Se, por exemplo, um cidadão comum constata que determinado indivíduo leva consigo um pacote de maconha, pode, sem dúvida, prendê-lo em flagrante e acionar as autoridades policiais. Este mesmo cidadão, no entanto, não pode abordar e revistar alguém aleatoriamente no intuito de apurar se esta pessoa traz consigo alguma substância ilícita. Mas e os guardas municipais, podem fazê-lo?
O Tribunal de Justiça de São Paulo, por exemplo, tem decisões nas quais estabelece a ilegalidade da realização de diligências de busca pessoal por guardas municipais:
“É pacífico que, em situações de flagrante, os integrantes da Guarda Municipal, como qualquer um do povo, podem efetuar a detenção do infrator da lei penal, encaminhando-o na sequência para a autoridade policial competente, que se incumbirá de formalizar a prisão e lavrar o auto respectivo.
A propósito: “Pode a Guarda Municipal, inobstante sua atribuição constitucional (art. 144, § 8º, CF), bem como qualquer do povo, prender aquele encontrado em flagrante delito (art. 301, CPP).” (Superior Tribunal de Justiça, HC 365283/SP, Relator Ministro NEFI CORDEIRO, SEXTA TURMA, julgado em 27/09/2016, DJe 24/11/2016).
No caso, todavia, os guardas municipais não estavam, propriamente, diante de uma situação de flagrante, quando resolveram abordar o peticionário.
Ao serem ouvidos em Juízo, os agentes públicos relataram que estavam realizando uma ronda rotineira, no bairro onde o acusado mora, quando avistaram um automóvel branco saindo da sua residência. Como já haviam recebido denúncias anônimas dando conta de que estaria envolvido com o tráfico de entorpecentes, decidiram abordar o veículo e, na revista que se seguiu, encontraram uma porção de droga em poder do acusado (fls. 107/108).
É notório que, na hipótese retratada nos autos, os guardas municipais não tinham nenhuma razão concreta para agir, na medida em que não presenciaram o réu efetuando a venda ou a entrega de estupefacientes a quem quer que seja, nem o avistaram escondendo ou consumindo substância entorpecente, ou mesmo praticando qualquer conduta que pudesse indicar, naquele exato momento, a prática da traficância.

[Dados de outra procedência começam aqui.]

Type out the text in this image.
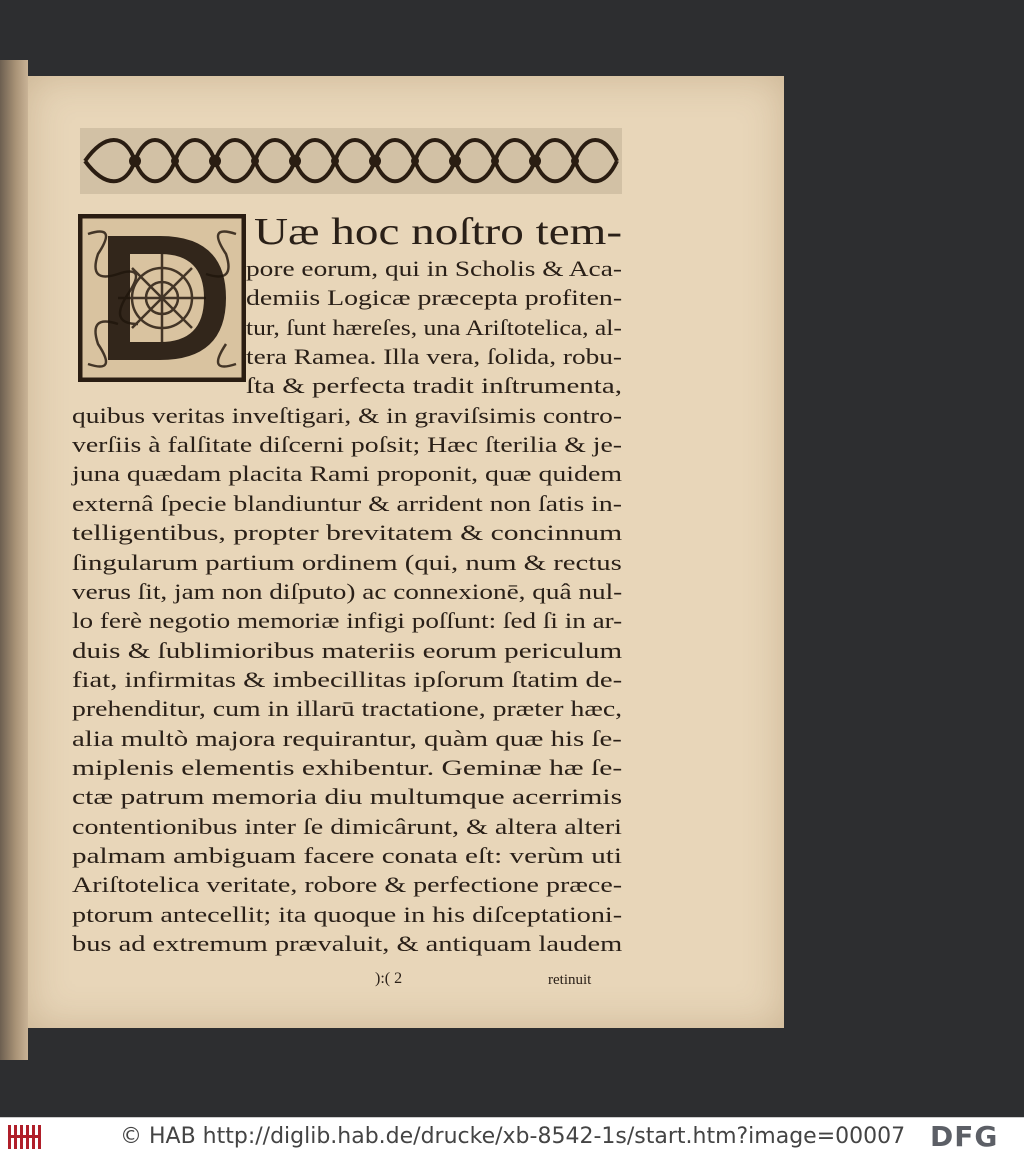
Uæ hoc noſtro tem-
):( 2	retinuit
pore eorum, qui in Scholis & Aca-
demiis Logicæ præcepta profiten-
tur, ſunt hæreſes, una Ariſtotelica, al-
tera Ramea. Illa vera, ſolida, robu-
ſta & perfecta tradit inſtrumenta,
quibus veritas inveſtigari, & in graviſsimis contro-
verſiis à falſitate diſcerni poſsit; Hæc ſterilia & je-
juna quædam placita Rami proponit, quæ quidem
externâ ſpecie blandiuntur & arrident non ſatis in-
telligentibus, propter brevitatem & concinnum
ſingularum partium ordinem (qui, num & rectus
verus ſit, jam non diſputo) ac connexionē, quâ nul-
lo ferè negotio memoriæ infigi poſſunt: ſed ſi in ar-
duis & ſublimioribus materiis eorum periculum
fiat, infirmitas & imbecillitas ipſorum ſtatim de-
prehenditur, cum in illarū tractatione, præter hæc,
alia multò majora requirantur, quàm quæ his ſe-
miplenis elementis exhibentur. Geminæ hæ ſe-
ctæ patrum memoria diu multumque acerrimis
contentionibus inter ſe dimicârunt, & altera alteri
palmam ambiguam facere conata eſt: verùm uti
Ariſtotelica veritate, robore & perfectione præce-
ptorum antecellit; ita quoque in his diſceptationi-
bus ad extremum prævaluit, & antiquam laudem
© HAB http://diglib.hab.de/drucke/xb-8542-1s/start.htm?image=00007 DFG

Evidenciou-se, pois, que a ação dos agentes públicos decorreu de prévia desconfiança que recaía sobre por conta de denúncias anônimas que haviam chegado ao conhecimento dos funcionários da municipalidade, os quais, então, passaram a agir como se policiais fossem, realizando verdadeira abordagem investigativa, para a qual não estavam legitimados” (Revisão Criminal nº 0034551-84.2015.8.26.0000, j. 07/06/2017).
Há, no entanto, quem considere legítima a busca pessoal promovida por guardas municipais em alguém que se ache em condição de suspeição. É que, na qualidade de agentes de autoridade, os componentes das guardas devem ter o poder de submeter terceiro à revista pessoal, preenchidos, por óbvio, os requisitos que autorizem essa diligência, sem os quais poderá restar caracterizado o crime de abuso de autoridade. Essa impressão, argumenta-se, parece se reforçar a partir da edição da Lei n° 13.022/2014, que, em seu art. 5°, estabelece competências específicas que abrem espaço para que as guardas municipais atuem em colaboração com os demais órgãos de segurança. É o que se extrai dos incisos III, IV, V, XIV e XVI:
“Art. 5o São competências específicas das guardas municipais, respeitadas as competências dos órgãos federais e estaduais:
(…)
III – atuar, preventiva e permanentemente, no território do Município, para a proteção sistêmica da população que utiliza os bens, serviços e instalações municipais;
IV – colaborar, de forma integrada com os órgãos de segurança pública, em ações conjuntas que contribuam com a paz social;
V – colaborar com a pacificação de conflitos que seus integrantes presenciarem, atentando para o respeito aos direitos fundamentais das pessoas;
(…)
XIV – encaminhar ao delegado de polícia, diante de flagrante delito, o autor da infração, preservando o local do crime, quando possível e sempre que necessário;
(…)
XVI – desenvolver ações de prevenção primária à violência, isoladamente ou em conjunto com os demais órgãos da própria municipalidade, de outros Municípios ou das esferas estadual e federal”.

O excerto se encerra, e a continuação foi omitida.